JDRF T1D4ADAY

On Thursday, August 16, 2007 I posted for the first time on Arden's Day in a post titled, "Decided to Share". At the time I wasn't trying to 'launch a blog', I didn't really know what a blog was. Here's proof that I didn't know what I was doing, the image from the first post, the one shown above, it was named "1.jpg" - I was more then a novice. All I wanted was a way to explain what a day in Arden's life was like to the people in my immediate circle of family and friends. So I decided to post something each and every time that diabetes entered our day for one day.
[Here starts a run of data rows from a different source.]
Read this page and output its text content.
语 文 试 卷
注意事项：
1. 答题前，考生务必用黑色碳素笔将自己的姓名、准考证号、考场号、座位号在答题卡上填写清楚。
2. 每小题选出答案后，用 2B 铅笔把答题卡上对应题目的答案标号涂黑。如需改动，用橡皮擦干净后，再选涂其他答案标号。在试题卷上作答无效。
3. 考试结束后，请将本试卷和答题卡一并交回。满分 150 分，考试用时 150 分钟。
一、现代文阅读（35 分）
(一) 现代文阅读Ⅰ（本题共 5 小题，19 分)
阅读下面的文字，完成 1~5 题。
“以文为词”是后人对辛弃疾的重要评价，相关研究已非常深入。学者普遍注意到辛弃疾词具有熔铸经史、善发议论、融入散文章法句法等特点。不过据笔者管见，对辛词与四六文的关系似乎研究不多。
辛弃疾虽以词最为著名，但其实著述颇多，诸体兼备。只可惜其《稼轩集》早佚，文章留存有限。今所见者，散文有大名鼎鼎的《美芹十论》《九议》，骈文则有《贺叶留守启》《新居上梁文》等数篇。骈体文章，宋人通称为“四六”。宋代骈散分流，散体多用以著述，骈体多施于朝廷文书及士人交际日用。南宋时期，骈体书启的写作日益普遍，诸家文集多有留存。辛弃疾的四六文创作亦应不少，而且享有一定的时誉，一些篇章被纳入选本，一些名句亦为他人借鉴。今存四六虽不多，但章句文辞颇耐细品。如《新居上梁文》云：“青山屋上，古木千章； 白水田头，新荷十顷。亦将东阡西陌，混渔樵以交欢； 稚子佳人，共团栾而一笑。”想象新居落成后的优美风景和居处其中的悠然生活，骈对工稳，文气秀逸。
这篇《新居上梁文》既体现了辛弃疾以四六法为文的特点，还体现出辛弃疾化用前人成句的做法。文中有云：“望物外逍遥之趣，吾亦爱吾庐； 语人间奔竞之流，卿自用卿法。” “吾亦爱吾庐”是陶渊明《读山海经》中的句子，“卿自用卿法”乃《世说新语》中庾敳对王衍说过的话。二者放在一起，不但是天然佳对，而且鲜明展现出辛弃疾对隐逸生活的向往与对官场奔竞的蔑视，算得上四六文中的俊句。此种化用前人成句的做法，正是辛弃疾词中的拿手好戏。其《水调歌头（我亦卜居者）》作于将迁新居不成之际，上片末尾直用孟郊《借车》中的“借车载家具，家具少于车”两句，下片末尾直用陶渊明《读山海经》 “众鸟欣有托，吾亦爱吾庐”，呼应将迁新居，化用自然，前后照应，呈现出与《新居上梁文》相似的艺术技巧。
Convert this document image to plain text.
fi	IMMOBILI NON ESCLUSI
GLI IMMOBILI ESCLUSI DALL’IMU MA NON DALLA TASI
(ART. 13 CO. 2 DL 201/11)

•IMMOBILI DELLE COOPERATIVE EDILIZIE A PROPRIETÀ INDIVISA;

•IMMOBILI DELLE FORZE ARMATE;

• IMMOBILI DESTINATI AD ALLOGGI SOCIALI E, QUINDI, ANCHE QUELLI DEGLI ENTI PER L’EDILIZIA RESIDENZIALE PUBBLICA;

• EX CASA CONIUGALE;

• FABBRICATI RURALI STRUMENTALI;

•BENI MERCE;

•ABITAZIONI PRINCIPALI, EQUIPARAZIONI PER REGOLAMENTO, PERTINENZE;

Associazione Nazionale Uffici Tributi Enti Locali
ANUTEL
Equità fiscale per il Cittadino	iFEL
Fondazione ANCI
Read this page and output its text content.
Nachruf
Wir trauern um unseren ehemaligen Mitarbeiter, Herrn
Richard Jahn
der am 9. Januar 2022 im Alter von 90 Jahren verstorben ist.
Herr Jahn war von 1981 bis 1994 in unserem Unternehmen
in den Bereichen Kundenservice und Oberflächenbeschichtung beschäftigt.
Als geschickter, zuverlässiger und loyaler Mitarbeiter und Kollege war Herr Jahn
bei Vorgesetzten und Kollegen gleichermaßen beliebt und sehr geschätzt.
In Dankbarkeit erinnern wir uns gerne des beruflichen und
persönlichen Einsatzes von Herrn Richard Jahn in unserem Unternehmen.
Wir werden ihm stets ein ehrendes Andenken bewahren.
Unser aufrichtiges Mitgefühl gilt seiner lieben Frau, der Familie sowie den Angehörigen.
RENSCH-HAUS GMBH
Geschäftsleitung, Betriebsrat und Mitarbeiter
I was so moved by what I was about to do that I, uninvited, emailed (Geez, I'm embarrassed to say this)... emailed everyone in my address book at each diabetes moment. I think that I did that for the first few of the morning and then invited people to follow along for the remainder of the day at a link. I did send a note first, though that doesn't make it much better, announcing my plan. Looking back, people must have thought that I was nuts, and mabe I was. It was a few days before Arden's first diaversary and I was probably extra emotional because I had some lofty and unrealistic expectations about what I imagined the first anniversary would bring. I expected clarity to arrive on that day, strangely I thought the keys to diabetes knowledge were about to be dropped at my door. Anyway, I just put it out there in a big bad way and people responded, and many told me how impactful the experiance was. After that I just kept going...
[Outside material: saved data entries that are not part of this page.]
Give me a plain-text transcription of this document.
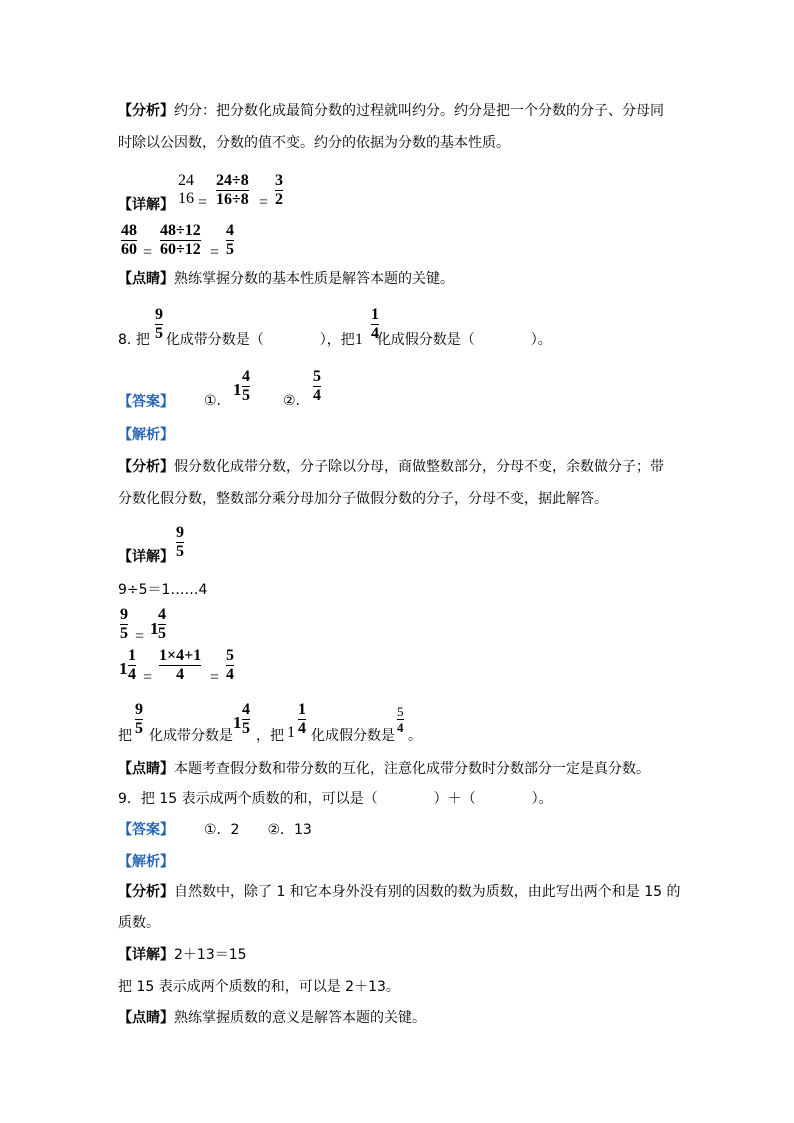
【分析】约分：把分数化成最简分数的过程就叫约分。约分是把一个分数的分子、分母同
时除以公因数，分数的值不变。约分的依据为分数的基本性质。
【详解】
24
16 =
24÷8
16÷8 =
3
2
48
60 =
48÷12
60÷12 =
4
5
【点睛】熟练掌握分数的基本性质是解答本题的关键。
8. 把 化成带分数是（　　　　），把1 化成假分数是（　　　　）。
9
5
1
4
【答案】 ①.
1
4
5 ②.
5
4
【解析】
【分析】假分数化成带分数，分子除以分母，商做整数部分，分母不变，余数做分子；带
分数化假分数，整数部分乘分母加分子做假分数的分子，分母不变，据此解答。
【详解】
9
5
9÷5＝1……4
9
5 = 1
4
5
1
1
4 =
1×4+1
4 =
5
4
把
9
5 化成带分数是
1
4
5 ，把 1
1
4 化成假分数是
5
4
。
【点睛】本题考查假分数和带分数的互化，注意化成带分数时分数部分一定是真分数。
9．把 15 表示成两个质数的和，可以是（　　　　）＋（　　　　）。
【答案】 ①．2　　②．13
【解析】
【分析】自然数中，除了 1 和它本身外没有别的因数的数为质数，由此写出两个和是 15 的
质数。
【详解】2＋13＝15
把 15 表示成两个质数的和，可以是 2＋13。
【点睛】熟练掌握质数的意义是解答本题的关键。
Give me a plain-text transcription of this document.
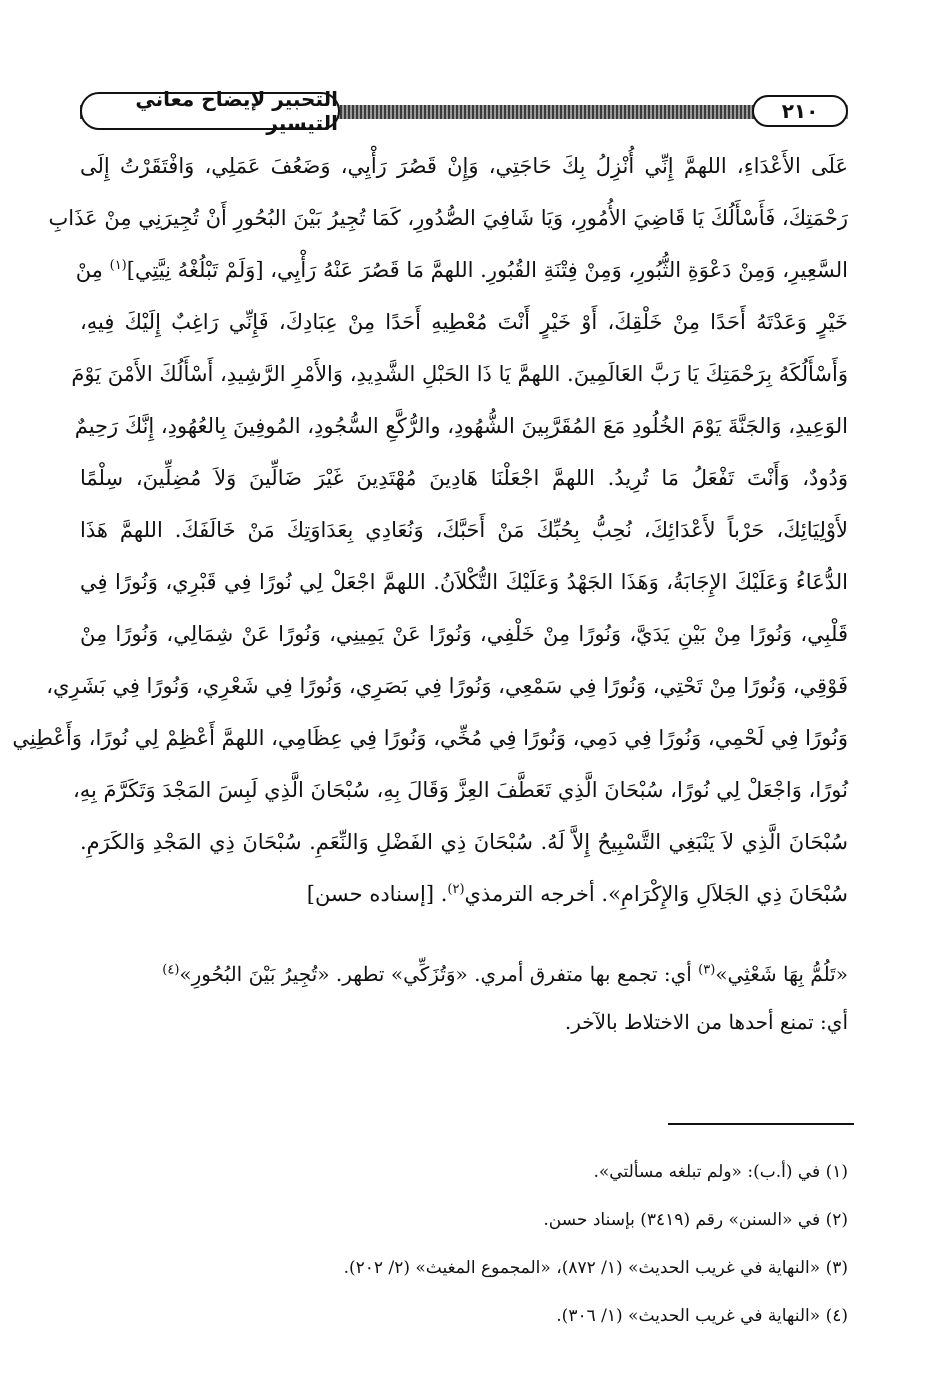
التحبير لإيضاح معاني التيسير	٢١٠
عَلَى الأَعْدَاءِ، اللهمَّ إِنِّي أُنْزِلُ بِكَ حَاجَتِي، وَإِنْ قَصُرَ رَأْيِي، وَضَعُفَ عَمَلِي، وَافْتَقَرْتُ إِلَى
رَحْمَتِكَ، فَأَسْأَلُكَ يَا قَاضِيَ الأُمُورِ، وَيَا شَافِيَ الصُّدُورِ، كَمَا تُجِيرُ بَيْنَ البُحُورِ أَنْ تُجِيرَنِي مِنْ عَذَابِ
السَّعِيرِ، وَمِنْ دَعْوَةِ الثُّبُورِ، وَمِنْ فِتْنَةِ القُبُورِ. اللهمَّ مَا قَصُرَ عَنْهُ رَأْيِي، [وَلَمْ تَبْلُغْهُ نِيَّتِي]$^{(١)}$ مِنْ
خَيْرٍ وَعَدْتَهُ أَحَدًا مِنْ خَلْقِكَ، أَوْ خَيْرٍ أَنْتَ مُعْطِيهِ أَحَدًا مِنْ عِبَادِكَ، فَإِنِّي رَاغِبٌ إِلَيْكَ فِيهِ،
وَأَسْأَلُكَهُ بِرَحْمَتِكَ يَا رَبَّ العَالَمِينَ. اللهمَّ يَا ذَا الحَبْلِ الشَّدِيدِ، وَالأَمْرِ الرَّشِيدِ، أَسْأَلُكَ الأَمْنَ يَوْمَ
الوَعِيدِ، وَالجَنَّةَ يَوْمَ الخُلُودِ مَعَ المُقَرَّبِينَ الشُّهُودِ، والرُّكَّعِ السُّجُودِ، المُوفِينَ بِالعُهُودِ، إِنَّكَ رَحِيمٌ
وَدُودٌ، وَأَنْتَ تَفْعَلُ مَا تُرِيدُ. اللهمَّ اجْعَلْنَا هَادِينَ مُهْتَدِينَ غَيْرَ ضَالِّينَ وَلاَ مُضِلِّينَ، سِلْمًا
لأَوْلِيَائِكَ، حَرْباً لأَعْدَائِكَ، نُحِبُّ بِحُبِّكَ مَنْ أَحَبَّكَ، وَنُعَادِي بِعَدَاوَتِكَ مَنْ خَالَفَكَ. اللهمَّ هَذَا
الدُّعَاءُ وَعَلَيْكَ الإِجَابَةُ، وَهَذَا الجَهْدُ وَعَلَيْكَ التُّكْلاَنُ. اللهمَّ اجْعَلْ لِي نُورًا فِي قَبْرِي، وَنُورًا فِي
قَلْبِي، وَنُورًا مِنْ بَيْنِ يَدَيَّ، وَنُورًا مِنْ خَلْفِي، وَنُورًا عَنْ يَمِينِي، وَنُورًا عَنْ شِمَالِي، وَنُورًا مِنْ
فَوْقِي، وَنُورًا مِنْ تَحْتِي، وَنُورًا فِي سَمْعِي، وَنُورًا فِي بَصَرِي، وَنُورًا فِي شَعْرِي، وَنُورًا فِي بَشَرِي،
وَنُورًا فِي لَحْمِي، وَنُورًا فِي دَمِي، وَنُورًا فِي مُخِّي، وَنُورًا فِي عِظَامِي، اللهمَّ أَعْظِمْ لِي نُورًا، وَأَعْطِنِي
نُورًا، وَاجْعَلْ لِي نُورًا، سُبْحَانَ الَّذِي تَعَطَّفَ العِزَّ وَقَالَ بِهِ، سُبْحَانَ الَّذِي لَبِسَ المَجْدَ وَتَكَرَّمَ بِهِ،
سُبْحَانَ الَّذِي لاَ يَنْبَغِي التَّسْبِيحُ إِلاَّ لَهُ. سُبْحَانَ ذِي الفَضْلِ وَالنِّعَمِ. سُبْحَانَ ذِي المَجْدِ وَالكَرَمِ.
سُبْحَانَ ذِي الجَلاَلِ وَالإِكْرَامِ». أخرجه الترمذي$^{(٢)}$. [إسناده حسن]
«تَلُمُّ بِهَا شَعْثِي»$^{(٣)}$ أي: تجمع بها متفرق أمري. «وَتُزَكِّي» تطهر. «تُجِيرُ بَيْنَ البُحُورِ»$^{(٤)}$
أي: تمنع أحدها من الاختلاط بالآخر.
(١) في (أ.ب): «ولم تبلغه مسألتي».
(٢) في «السنن» رقم (٣٤١٩) بإسناد حسن.
(٣) «النهاية في غريب الحديث» (١/ ٨٧٢)، «المجموع المغيث» (٢/ ٢٠٢).
(٤) «النهاية في غريب الحديث» (١/ ٣٠٦).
The JDRF has just announced a program called 'T14ADAY', that invites people to sign up for text messages that will arrive over a twenty-four hour period with the intention of showing someone the extent to which type I is involved in our days. I really think that this is a great idea! Here's more info directly from the JDRF:
Throughout November, we're asking people to better appreciate what people with type 1 diabetes (T1D) experience every day, every hour by taking part in a unique mobile-based challenge: T1D for a Day.
When you sign up for the T1D for a Day text challenge, you agree to receive as many as 24 text messages over a 24-hour period that simulate the constant blood sugar testing, insulin injections, and dietary decisions that confront people with T1D.
While no virtual campaign can recreate the many needles required or the physical and financial tolls of this serious disease, T1D for a Day seeks to deepen understanding of the many heroic steps our friends and loved ones with T1D take each day.
Please sign up for the T1D for a Day challenge now!
There is more information at the this link including how to get started online or with your cell phone. I'm spotlighting this effort from the JDRF becasue I know first-hand how much of an impact what I did all those years ago had on the people in my family and our friends. This is a great oppurtunity for the people in your life, the ones that may be struggling to understand type I, to get a closer look at why you look so tired.
You can find all of my DayOne posts from 2007 here or by clicking on the DayOne tag.







Reader Comments (2)
Wow, Scott. I just went through all your first-day posts, and while the details and treatment isn't new to me, it certainly is a new perspective. In my day as a kid, we used much slower-acting Regular insulin so the changes in BG were more gradual. NPH as a long-acting insulin, though, was a killer. The consequence of both was that it was MUCH HARDER to correct a high, even MORE important to time meals properly, and I had a VERY strict meal plan. But even with fast-acting Novolog, for someone Arden's size, that half-unit precision must have been rough; not only to calculate, but to draw up and inject. And about a kid not wanting to finish a meal... when I was younger, that was my parents' problem and I didn't think about it. I didn't even recognize what it meant.
Reading this account of things in the past brings some comfort, because I know the saga continues with you both doing quite well in the present. I can only imagine what it was like to read this, or to live this, in real time. You (both Scott and Arden) should be proud of your accomplishments! Look at where you were then, and where you are now. You've done admirably.
These are just a few of the (disorganized) thoughts that came to mind as I read those older posts (unfortunately, some of the early videos seem to be missing). I apologize for the thoughts not being more coherent.
Hey Scott, Sorry for the slow reply... I've been under the weather.
Thanks for taking the time to read back and letting me know about the links. About a year ago I received a note from a PWD. She said that immediately after reading something I wrote she drove to her mother's house to hug her. She told me that she had never had the occasion to consider what her parents had done for her as she grew up with type I. I was and remain proud that my sharing can bring that kind of understanding to people outside of my blogs focus. Very warming indeed.
I wish I had as much hope for how it was all going to end up back when it was happening... Love hearing from you!